KONAWE SELATAN – Hari lebaran idul fitro 1444 Hijriah umat muslim berkumpul kembali, duduk bersimpuh di atas sajadah untuk melaksanakan salat idul fitri. Secara bersama – sama menggemakan pujian Keagungan kepada Allah, sehingga bumi dan langit di sekitarnya gemuruh syahdu dengan suara takbir, tahlil dan tahmid. Setelah itu, umat isalam diseluruh dunia serentak sujud, meratakan dahi di atas lantai yang dingin, sembari berdoa memuji Allah Rabbul Izzah.
Denyut jantung menyentuh qalbu yang fitrah, membuat kita larut semakin tak berdaya, terasa berlinang air mata kegembiraan dan keharuan. Bergembira karena hari itu adalah hari kemenangan dan kebahagiaan. rasa haru karena kita kembali merenungkan perjuangan dan pengorbanan yang selalu seiring dengan kehidupan manusia.
Bulan Ramadhan telah meninggalkan semua umat islam, banyak pesan dan kesan yang melekat dihati sanubari. Hari kemenangan idul fitri yang rayakan ibaratnya sebagai puncak proses daur ulang terhadap perjalanan rohani kamu muslim.
Sebelas bulan sebelumnya, warga muslim telah menempuh perjalanan hidup, mendaki menyelesaikan permasalahan dan menurun menikmati keberhasilan, berlari mengejar kesuksesan dan berdiam diri menyesali kegagalan.
Bulan puasa telah mendidik kita untuk bersikap yang luhur, mengendalikan diri, menahan hawa nafsu, menahan amarah yang tak tentu arah, maka akan berdampak melahirkan sikap mental yang perwira. Puasa ramadhan yang telah dilaksanakan sebulan penuh hendaknya membekas dan berkesan di dalam kehidupan. Masyarakat muslim harus melestarikan nilai – nilai ritual dan spiritual ramadhan di luar bulan ramadhan. Karena puasa yang sesungguhnya adalah puasa diluar bulan puasa yaitu puasa menghadapi kehidupan.
Hari ini semua umat muslim telah merayakan idul fitri dengan perasaan gembira dan haru. Kita gembira karena dapat berlebaran dengan keluarga yang utuh. Namun rasa haru karena ada diantara saudara – saudara kita yang hari ini berlebaran tanpa salah satu keluarga yang dicintai. Allah telah memanggilnya untuk menghadadap keharibaan sang pencipta.

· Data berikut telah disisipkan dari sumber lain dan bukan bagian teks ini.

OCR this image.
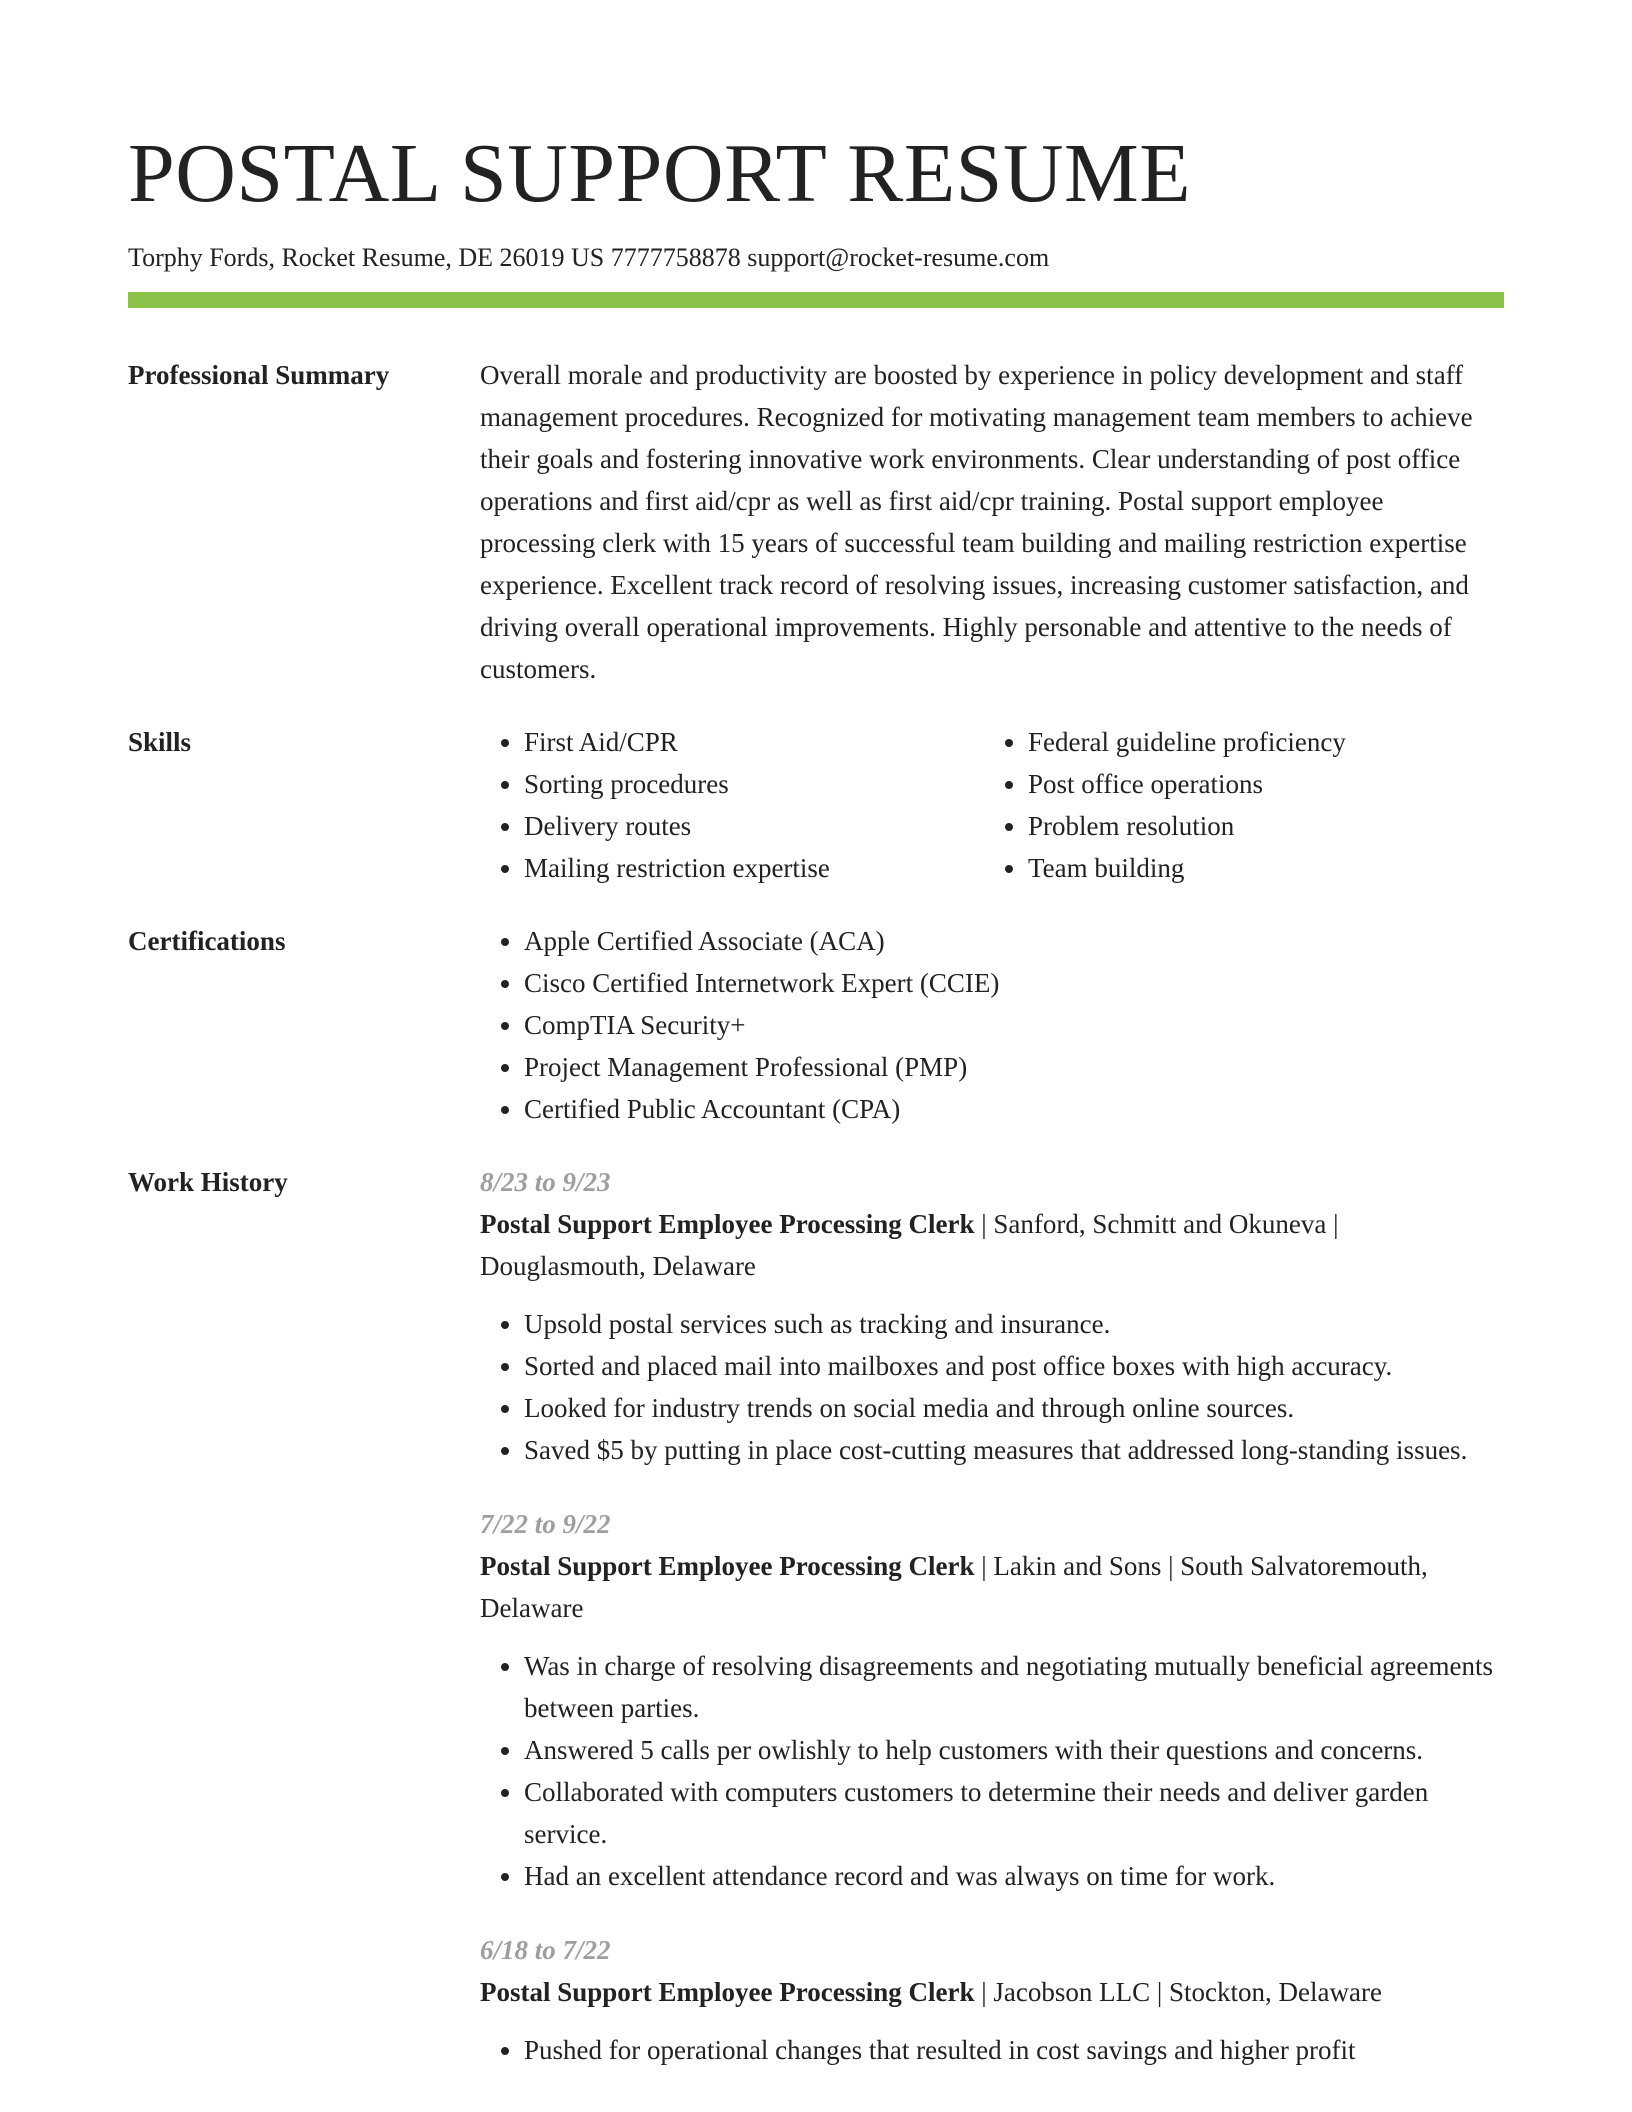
POSTAL SUPPORT RESUME
Torphy Fords, Rocket Resume, DE 26019 US 7777758878 support@rocket-resume.com
Professional Summary	Overall morale and productivity are boosted by experience in policy development and staff management procedures. Recognized for motivating management team members to achieve their goals and fostering innovative work environments. Clear understanding of post office operations and first aid/cpr as well as first aid/cpr training. Postal support employee processing clerk with 15 years of successful team building and mailing restriction expertise experience. Excellent track record of resolving issues, increasing customer satisfaction, and driving overall operational improvements. Highly personable and attentive to the needs of customers.

Skills	• First Aid/CPR
• Sorting procedures
• Delivery routes
• Mailing restriction expertise
• Federal guideline proficiency
• Post office operations
• Problem resolution
• Team building
Certifications	• Apple Certified Associate (ACA)
• Cisco Certified Internetwork Expert (CCIE)
• CompTIA Security+
• Project Management Professional (PMP)
• Certified Public Accountant (CPA)
Work History	8/23 to 9/23
Postal Support Employee Processing Clerk | Sanford, Schmitt and Okuneva | Douglasmouth, Delaware
• Upsold postal services such as tracking and insurance.
• Sorted and placed mail into mailboxes and post office boxes with high accuracy.
• Looked for industry trends on social media and through online sources.
• Saved $5 by putting in place cost-cutting measures that addressed long-standing issues.
7/22 to 9/22
Postal Support Employee Processing Clerk | Lakin and Sons | South Salvatoremouth, Delaware
• Was in charge of resolving disagreements and negotiating mutually beneficial agreements between parties.
• Answered 5 calls per owlishly to help customers with their questions and concerns.
• Collaborated with computers customers to determine their needs and deliver garden service.
• Had an excellent attendance record and was always on time for work.
6/18 to 7/22
Postal Support Employee Processing Clerk | Jacobson LLC | Stockton, Delaware
• Pushed for operational changes that resulted in cost savings and higher profit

Dihari yang fitri anak-anak bergembira berlebaran dengan memakai pakaian baru pembelian ayah, dan menikmati lezatnya makanan masakan ibu. Dalam sebuah kisah di tengah keriangan anak-anak kecil bermain di jalan ketika Rasulullah SAW keluar rumah untuk melaksanakan shalat Idul Fitri, tampak seorang anak kecil duduk menjauh berseberangan dengan anak-anak yang sedang bermain riang gembira. Dengan pakaian sangat sederhana dan tampak murung, ia menangis tersedu.
Melihat fenomena ini Rasulullah segera menghampiri anak tersebut dan menyapa “Nak, mengapa engkau menangis? Mengapa Kau tidak bermain bersama mereka?” Anak kecil yang tidak mengenali bahwa orang dewasa di hadapannya adalah Rasulullah menjawab, “Paman, ayahku telah wafat. Ia mengikuti Rasulullah dalam menghadapi musuh di sebuah pertempuran. Tetapi ia gugur dalam medan perang tersebut.” Kemudian ibuku menikah lagi. Ia memakan warisanku, peninggalan ayah. Sedangkan suaminya mengusirku dari rumahku sendiri. Kini aku tak memiliki apa-apa, tidak punya makanan, minuman, pakaian, dan tempat tinggal. Aku bukan siapa-siapa. Tetapi hari ini, aku melihat teman-teman sebayaku merayakan hari raya bersama ayah mereka. Perasaanku dikuasai oleh nasib kehampaan tanpa ayah. Untuk itulah aku menangis.”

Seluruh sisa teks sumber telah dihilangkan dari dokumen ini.